Хотя пан Ендрих из Тенчина сопровождал нас, на обратной дороге мы также не миновали ни одного костёла, города, монастыря без богослужения, больше останавливаясь на ночлег в монастырях, чем в гостиницах. На самом деле путешествие продолжалось меньше, чем если бы мы с ксендзем Яном проделали это расстояние пешком, а, не знаю почему, оно мне показалось более долгим и неприятным, хотя всего хватало.
Уже поздней осенью, не знаю, сколько раз продираясь через крутые склоны, за каждым находя всё более холодный ветер, мы оказались в краю славянского языка, и чувствовалось, что приближаемся к Польше.
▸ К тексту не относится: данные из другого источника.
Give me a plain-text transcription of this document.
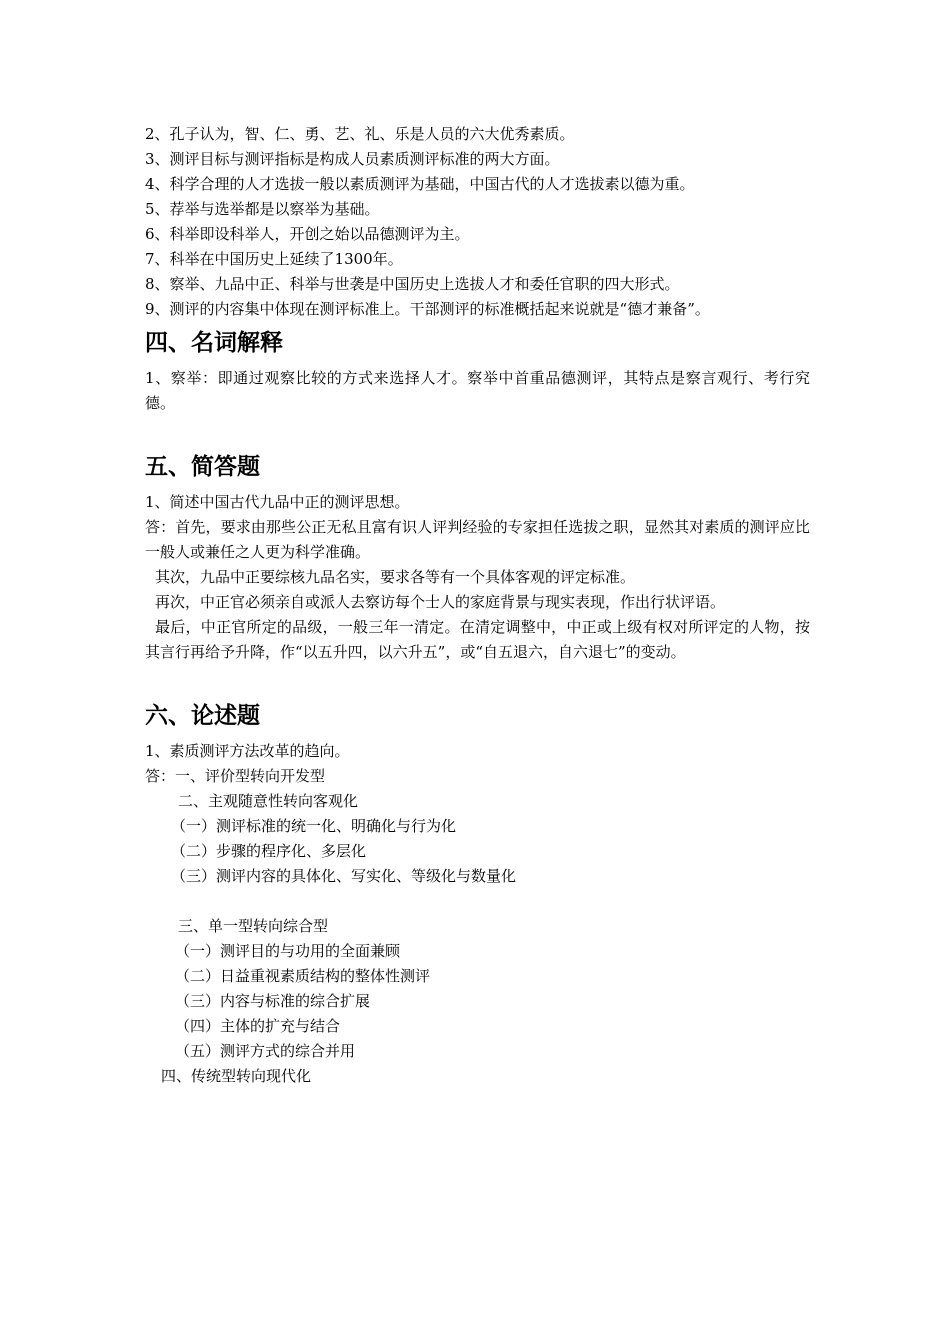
2、孔子认为，智、仁、勇、艺、礼、乐是人员的六大优秀素质。
3、测评目标与测评指标是构成人员素质测评标准的两大方面。
4、科学合理的人才选拔一般以素质测评为基础，中国古代的人才选拔素以德为重。
5、荐举与选举都是以察举为基础。
6、科举即设科举人，开创之始以品德测评为主。
7、科举在中国历史上延续了1300年。
8、察举、九品中正、科举与世袭是中国历史上选拔人才和委任官职的四大形式。
9、测评的内容集中体现在测评标准上。干部测评的标准概括起来说就是“德才兼备”。
四、名词解释
1、察举：即通过观察比较的方式来选择人才。察举中首重品德测评，其特点是察言观行、考行究德。
五、简答题
1、简述中国古代九品中正的测评思想。
答：首先，要求由那些公正无私且富有识人评判经验的专家担任选拔之职，显然其对素质的测评应比一般人或兼任之人更为科学准确。
其次，九品中正要综核九品名实，要求各等有一个具体客观的评定标准。
再次，中正官必须亲自或派人去察访每个士人的家庭背景与现实表现，作出行状评语。
最后，中正官所定的品级，一般三年一清定。在清定调整中，中正或上级有权对所评定的人物，按其言行再给予升降，作“以五升四，以六升五”，或“自五退六，自六退七”的变动。
六、论述题
1、素质测评方法改革的趋向。
答：一、评价型转向开发型
二、主观随意性转向客观化
（一）测评标准的统一化、明确化与行为化
（二）步骤的程序化、多层化
（三）测评内容的具体化、写实化、等级化与数量化
三、单一型转向综合型
（一）测评目的与功用的全面兼顾
（二）日益重视素质结构的整体性测评
（三）内容与标准的综合扩展
（四）主体的扩充与结合
（五）测评方式的综合并用
四、传统型转向现代化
Я ощущал великую радость, хотя в Кракове, за исключением нескольких товарищей, я не имел ни брата, ни свата, ни живой души, которую мог бы назвать своей. Но человек, когда не может к людям, привязывается к камням, такую имеет потребность сердца что-то любить.
По мере того как мы приближались к Кракову, у меня в глазах уже так живо стояли мой домик, моя коллегия и улицы, и школьные товарищи, что снились ночами. Приблизившись к границе, пан Ендрих из Тенчина должен был свернуть в свои земли, нам же остаток дороги пришлось отбыть пешком, но ко мне уже вернулось немного сил, а радость их добавляла.
Когда после ночлега нужно было расставаться с тенчинскими людьми, Слизиак отвёл меня ещё в сторону. Я знал, что он будет мне говорить. Действительно, старик начал с того, что со слезами на глазах, очень горячо сперва пытался мне доказать, что для моего собственного блага так заботится обо мне.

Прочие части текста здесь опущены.